By Andrew Weedon, Scene Editor

The class schedule is taking drastic cuts this semester as campus administrators try to regain some of the college’s financial surplus, which has been dwindling in the last few years.

Since the college leadership has undergone major changes over the last five years, the class schedule has been severely neglected with a large number of low enrollment classes being allowed, Contra Costa College Vice President Ken Sherwood said.

“We have essentially been hemorrhaging money over the last five years due in part to low enrollment in classes,” he said.

Several classes have been canceled this semester due to a lack of enrollment.

Liberal Arts Division Dean Jason Berner said, “There have been about 10 classes canceled in the Liberal Arts Division.”

Most of the classes that were canceled however, are classes that have multiple sections and only one of them had low enrollment, Berner said.

Berner said he would prefer not to cancel classes but sometimes it must be done.

A decision to cancel a class not only includes enrollment but also the status of the course and department. If a class is very new and not many students are enrolling, they might cancel it to build interest for future semesters.

“All of the division deans sit down and look at every single class before the semester to see if they meet our guidelines,” Sherwood said. “If a class passes this but doesn’t have 10 students by the first day of class, it will be canceled.”

Many students believe that the college is suddenly cracking down on this problem, but in reality, this is how most colleges run and it was in fact business as usual many years ago, Sherwood said.

Some students have been affected by these cancellations because the some of the classes that were canceled were ones required for their major.

Student Victoria Fairchild has had her Pharmacology class canceled four semesters in a row due to low enrollment. She also had her Dual Diagnosis class canceled which forced her to take a math class that interferes with her job.

“I basically go to class on my lunch break then go back to work,” Fairchild said. “I really hope it gets fixed because I am starting to lose faith in my school.”

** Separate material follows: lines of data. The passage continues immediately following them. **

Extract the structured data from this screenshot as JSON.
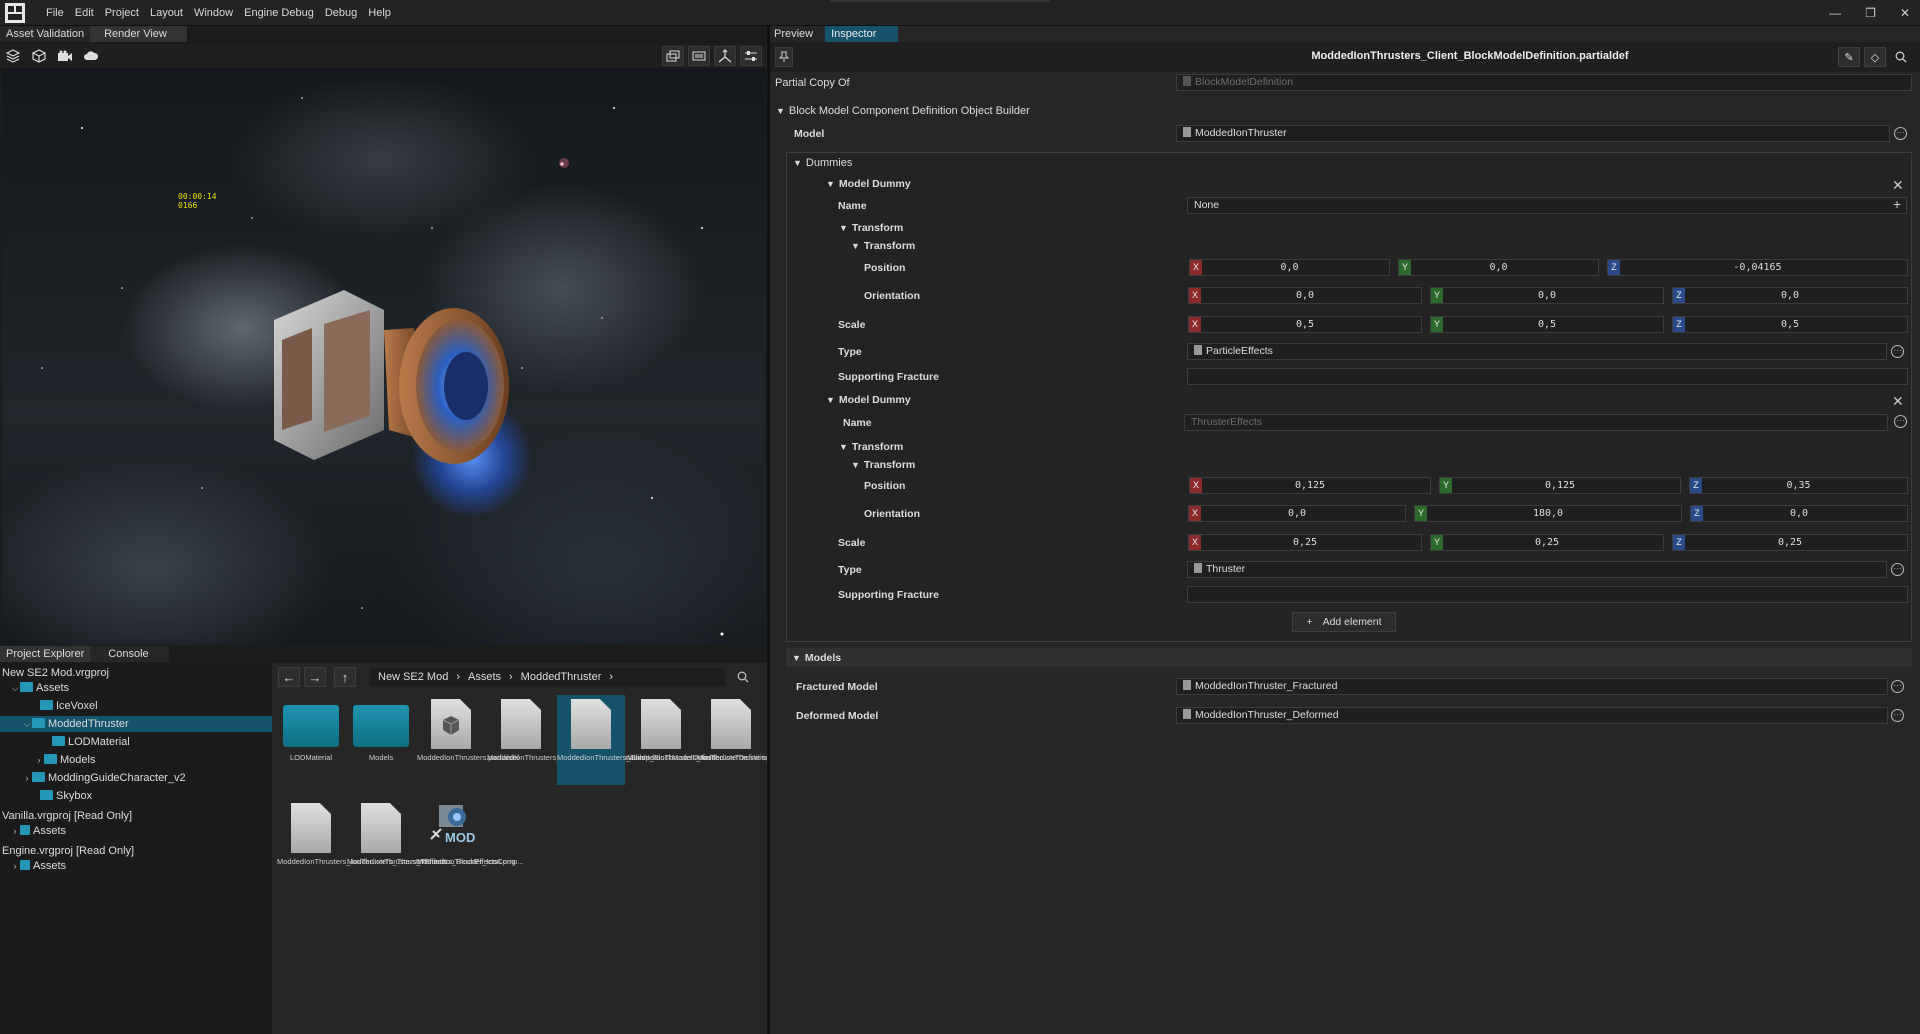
{
  "menu": [
    "File",
    "Edit",
    "Project",
    "Layout",
    "Window",
    "Engine Debug",
    "Debug",
    "Help"
  ],
  "window_controls": [
    "—",
    "❐",
    "✕"
  ],
  "viewport_tabs": [
    "Asset Validation",
    "Render View"
  ],
  "viewport": {
    "hud_line1": "00:00:14",
    "hud_line2": "0166",
    "left_tools": [
      "layers-icon",
      "cube-icon",
      "camera-icon",
      "cloud-icon"
    ],
    "right_tools": [
      "stack-icon",
      "keyboard-icon",
      "axes-icon",
      "sliders-icon"
    ]
  },
  "explorer_tabs": [
    "Project Explorer",
    "Console"
  ],
  "tree": {
    "project1": "New SE2 Mod.vrgproj",
    "assets1": "Assets",
    "icevoxel": "IceVoxel",
    "modded": "ModdedThruster",
    "lodmaterial": "LODMaterial",
    "models": "Models",
    "moddingguide": "ModdingGuideCharacter_v2",
    "skybox": "Skybox",
    "project2": "Vanilla.vrgproj [Read Only]",
    "assets2": "Assets",
    "project3": "Engine.vrgproj [Read Only]",
    "assets3": "Assets"
  },
  "browser": {
    "crumbs": [
      "New SE2 Mod",
      "Assets",
      "ModdedThruster"
    ],
    "items": [
      {
        "label": "LODMaterial",
        "kind": "folder"
      },
      {
        "label": "Models",
        "kind": "folder"
      },
      {
        "label": "ModdedIonThrusters.partialdef",
        "kind": "cube"
      },
      {
        "label": "ModdedIonThrusters_BreakableBlockDefinition.par...",
        "kind": "doc"
      },
      {
        "label": "ModdedIonThrusters_Client_BlockModelDefinition....",
        "kind": "doc"
      },
      {
        "label": "ModdedIonThrusters_IonThrusterDefinition.partiald...",
        "kind": "doc"
      },
      {
        "label": "ModdedIonThrusters_IonThrustersPowerableBlock...",
        "kind": "doc"
      },
      {
        "label": "ModdedIonThrusters_IonThrusters_ThrusterEffects...",
        "kind": "doc"
      },
      {
        "label": "ModdedIonThrusters_Thrusters_BlockEffectsComp...",
        "kind": "doc"
      },
      {
        "label": "ModdedIonThruster_Icon.png",
        "kind": "mod"
      }
    ],
    "mod_text": "MOD"
  },
  "inspector_tabs": [
    "Preview",
    "Inspector"
  ],
  "inspector": {
    "title": "ModdedIonThrusters_Client_BlockModelDefinition.partialdef",
    "partial_copy_label": "Partial Copy Of",
    "partial_copy_value": "BlockModelDefinition",
    "builder_label": "Block Model Component Definition Object Builder",
    "model_label": "Model",
    "model_value": "ModdedIonThruster",
    "dummies_label": "Dummies",
    "model_dummy_label": "Model Dummy",
    "name_label": "Name",
    "transform_label": "Transform",
    "position_label": "Position",
    "orientation_label": "Orientation",
    "scale_label": "Scale",
    "type_label": "Type",
    "fracture_label": "Supporting Fracture",
    "d1": {
      "name": "None",
      "position": [
        "0,0",
        "0,0",
        "-0,04165"
      ],
      "orientation": [
        "0,0",
        "0,0",
        "0,0"
      ],
      "scale": [
        "0,5",
        "0,5",
        "0,5"
      ],
      "type": "ParticleEffects"
    },
    "d2": {
      "name_placeholder": "ThrusterEffects",
      "position": [
        "0,125",
        "0,125",
        "0,35"
      ],
      "orientation": [
        "0,0",
        "180,0",
        "0,0"
      ],
      "scale": [
        "0,25",
        "0,25",
        "0,25"
      ],
      "type": "Thruster"
    },
    "add_element": "Add element",
    "models_label": "Models",
    "fractured_label": "Fractured Model",
    "fractured_value": "ModdedIonThruster_Fractured",
    "deformed_label": "Deformed Model",
    "deformed_value": "ModdedIonThruster_Deformed",
    "axis": [
      "X",
      "Y",
      "Z"
    ]
  }
}
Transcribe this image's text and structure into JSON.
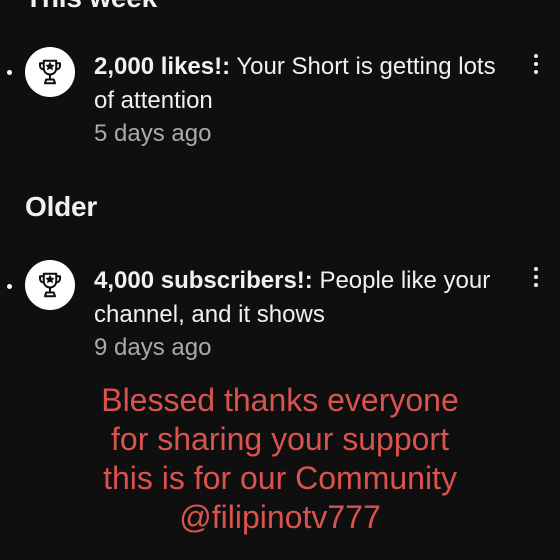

With the new push toward enrollment management, it is hoped that the schedule will begin to better cater to the students’ needs, Sherwood said.

“Ideally we would use data from the last few years to decide what classes to offer in the first place. It’s there so we should us it.”

As Berner explained, the major problem here is productivity.

If you have a class with only 10 students, then the college is losing money since it is paying the teacher more than the students are bringing in.

“This is where the college has been losing a lot of money and a leading reason for why CCC doesn’t have its 5 percent reserve that the state of California requires,” Sherwood said.

Photojournalism instructor John Diestler said, “If you are canceling classes because you don’t have the budget, then you have to wonder if the classes are the problem or the amount of money the state is providing is the problem.”

Diestler has had his Photojournalism class canceled three years in a row, again for low enrollment. It was canceled this semester when it was only one student short of the required minimum.

“We work within the parameters we are given. Then when we meet our budget by canceling classes the state sees that we are fine and nothing changes.”

For both the Photojournalism and Pharmacology classes, they are required for their respective majors.

“Nobody wants to cancel classes. Ideally, we would either have the right number of classes in the beginning or have enough enrollment to open a section,” Berner said.

One step the college is taking is to improve outreach to help pull more students to the campus, Sherwood said.

“Our new Outreach Program Manager Maryam Attai is out almost every day at schools and events recruiting more students.”

Having more students is important because CCC has the same number of classes as Los Medanos College, which has nearly 2,000 more students.

“Our goal is to create a schedule that is the right size for our students’ needs while also meeting state initiatives,” Sherwood said.